I always love hearing about the points in game development where a big decision was made not to do something. Every game has moments like that – cut features, changes in design focus, unused assets – and they’re always fascinating, because they show a vision of what the game could have been, what it almost was. Sometimes whatever it is sounds more appealing than what we got – and, just as often, it sounds like it would have been a disaster, and a bullet was dodged.

It’s not just games that undergo this process, this cycle of growth and pruning, though it tends to be far more visible in games because it takes so long to make a game and the process leaves more behind in the form of demo footage and unused content. Every creation is the sum of countless decisions, decisions so small and subtle that in the moment of creation we don’t even notice we’ve made them. Every choice folds in on itself, and builds outwards, in such a way that a single slightly different choice made early on might butterfly effect out and completely change the whole project.

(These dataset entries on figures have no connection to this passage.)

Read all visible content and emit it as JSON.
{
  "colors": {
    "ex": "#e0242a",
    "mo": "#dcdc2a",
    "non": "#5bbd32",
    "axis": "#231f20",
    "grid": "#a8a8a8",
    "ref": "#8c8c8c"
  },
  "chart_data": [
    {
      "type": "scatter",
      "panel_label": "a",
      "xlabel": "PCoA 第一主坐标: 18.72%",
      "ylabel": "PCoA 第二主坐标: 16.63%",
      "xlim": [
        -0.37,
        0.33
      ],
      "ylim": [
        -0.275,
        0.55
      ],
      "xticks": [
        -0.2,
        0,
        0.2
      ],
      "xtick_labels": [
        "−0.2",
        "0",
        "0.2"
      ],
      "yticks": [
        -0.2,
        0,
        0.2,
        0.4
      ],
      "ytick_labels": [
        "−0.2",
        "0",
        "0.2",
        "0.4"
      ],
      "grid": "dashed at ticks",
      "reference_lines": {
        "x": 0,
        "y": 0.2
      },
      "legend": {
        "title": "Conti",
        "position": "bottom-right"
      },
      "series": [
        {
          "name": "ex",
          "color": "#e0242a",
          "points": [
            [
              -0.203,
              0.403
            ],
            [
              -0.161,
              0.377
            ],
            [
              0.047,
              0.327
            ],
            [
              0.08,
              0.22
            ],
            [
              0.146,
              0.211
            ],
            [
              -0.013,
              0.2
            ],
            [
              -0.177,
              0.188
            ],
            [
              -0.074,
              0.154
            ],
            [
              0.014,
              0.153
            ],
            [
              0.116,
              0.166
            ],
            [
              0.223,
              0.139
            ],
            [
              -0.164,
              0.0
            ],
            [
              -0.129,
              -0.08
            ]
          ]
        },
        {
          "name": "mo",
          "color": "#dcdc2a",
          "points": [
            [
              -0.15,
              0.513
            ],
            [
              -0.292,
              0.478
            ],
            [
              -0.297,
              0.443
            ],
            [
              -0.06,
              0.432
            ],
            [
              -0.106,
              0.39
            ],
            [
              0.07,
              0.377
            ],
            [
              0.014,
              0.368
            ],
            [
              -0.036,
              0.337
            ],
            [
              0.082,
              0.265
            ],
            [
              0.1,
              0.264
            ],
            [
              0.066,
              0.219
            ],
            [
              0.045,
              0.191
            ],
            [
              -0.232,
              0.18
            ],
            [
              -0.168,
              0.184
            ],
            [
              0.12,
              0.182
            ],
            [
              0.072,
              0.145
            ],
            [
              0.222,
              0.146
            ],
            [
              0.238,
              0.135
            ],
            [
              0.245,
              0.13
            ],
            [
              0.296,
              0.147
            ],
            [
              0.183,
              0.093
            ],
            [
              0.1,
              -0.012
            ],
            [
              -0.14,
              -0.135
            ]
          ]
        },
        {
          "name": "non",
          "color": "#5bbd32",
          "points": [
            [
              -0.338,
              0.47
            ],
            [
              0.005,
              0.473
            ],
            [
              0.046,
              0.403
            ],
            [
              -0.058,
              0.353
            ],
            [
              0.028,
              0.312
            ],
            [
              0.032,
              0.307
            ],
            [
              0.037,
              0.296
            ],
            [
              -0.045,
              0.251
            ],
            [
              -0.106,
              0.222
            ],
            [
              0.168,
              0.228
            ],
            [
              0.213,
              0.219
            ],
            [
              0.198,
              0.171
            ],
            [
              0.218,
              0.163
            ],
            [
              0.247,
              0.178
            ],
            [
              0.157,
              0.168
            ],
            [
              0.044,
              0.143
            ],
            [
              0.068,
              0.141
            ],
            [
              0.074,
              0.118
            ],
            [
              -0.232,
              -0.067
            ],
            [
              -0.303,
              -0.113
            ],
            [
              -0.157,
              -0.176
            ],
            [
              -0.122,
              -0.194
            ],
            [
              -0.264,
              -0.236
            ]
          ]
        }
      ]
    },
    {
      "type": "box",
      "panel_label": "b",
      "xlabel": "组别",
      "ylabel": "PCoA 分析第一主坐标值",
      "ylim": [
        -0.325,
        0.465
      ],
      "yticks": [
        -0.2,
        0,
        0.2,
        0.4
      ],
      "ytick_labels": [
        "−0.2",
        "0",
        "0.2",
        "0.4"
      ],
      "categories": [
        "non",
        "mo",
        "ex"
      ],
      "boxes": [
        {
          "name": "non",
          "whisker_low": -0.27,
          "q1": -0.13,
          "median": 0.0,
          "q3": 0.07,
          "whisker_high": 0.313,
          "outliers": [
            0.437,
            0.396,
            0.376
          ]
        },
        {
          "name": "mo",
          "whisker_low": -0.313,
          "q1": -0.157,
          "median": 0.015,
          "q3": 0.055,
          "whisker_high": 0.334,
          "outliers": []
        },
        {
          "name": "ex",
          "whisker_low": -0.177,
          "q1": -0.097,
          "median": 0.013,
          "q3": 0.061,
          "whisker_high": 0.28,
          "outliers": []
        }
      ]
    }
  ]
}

Then again, it might not. Because a decision made early on has so many later decisions stacked up after it, it is in some ways less important than a decision made later on in the creative process. For example, so many artists set out to create something new, to break their creative habits, and set out a sketch in a bold new style – only to find that, as they fill it out and polish it, it begins to look more and more like their previous work, the many intervening tiny choices of detail acting together to overwhelm the few big bold choices they meant to define the piece.

With all this in mind, it becomes increasingly difficult to see whether a given decision in the process is a good or a bad one, because what determines whether an artistic choice work or not work is entirely whether the future choices built on top of it make it work. So, what I’m saying is that every choice you make early on in building a work of art is simultaneously incredibly important and defines everything about what it will be – and also completely irrelevant because it will be outweighed by every future choice you make.

Okay. How does that make any sense?

Because art, and the decisions that go into it, are context. Every creative action you can take is only within your vocabulary because of the context of the life you live and have lived, and every choice you put into a work of art only has meaning in the context of its relationship to the preceding and succeeding choices. The specific analogy that comes to mind is, once again, playing a game of XCOM – because I’ve been playing so much XCOM and watching so much more that these analogies are coming to me very readily right now. When you move your units around the map, the early moves don’t directly bring you victory or disaster, but they do affect how likely your later moves are to be useful. The beginning of the combat is both incredibly important, because it sets the stage for all your other moves, but also largely irrelevant, since under most circumstances you have ample opportunity to course correct. Every decision matters, but even in a difficult encounter there are usually many potential paths to victory: As long as the moves you take still are contained somewhere within that victory possibility-space, you’re doing okay. This is actually all pretty much true of any tactical game, so if it makes more sense to you then feel free to substitute Chess or Go in the preceding analogy.

The point of all this is that there’s no benefit or reason to stressing over early decisions. The point of all this is that if you’re waiting to figure out where to start before you begin a project, you’re wasting your time. Begin anywhere. You can get anywhere from anywhere. Yes, I’ve made a blog post arguing pretty much the exact opposite of this as well, and yes I actually still agree with that blog post too. The first choice you make will define everything about your project, but so will all the other choices. Everything matters, but nothing matters so much, in art, that it’s worth being scared about. Just keep making choices. Just don’t run away. Eventually, somehow, you’ll have something worth being proud of.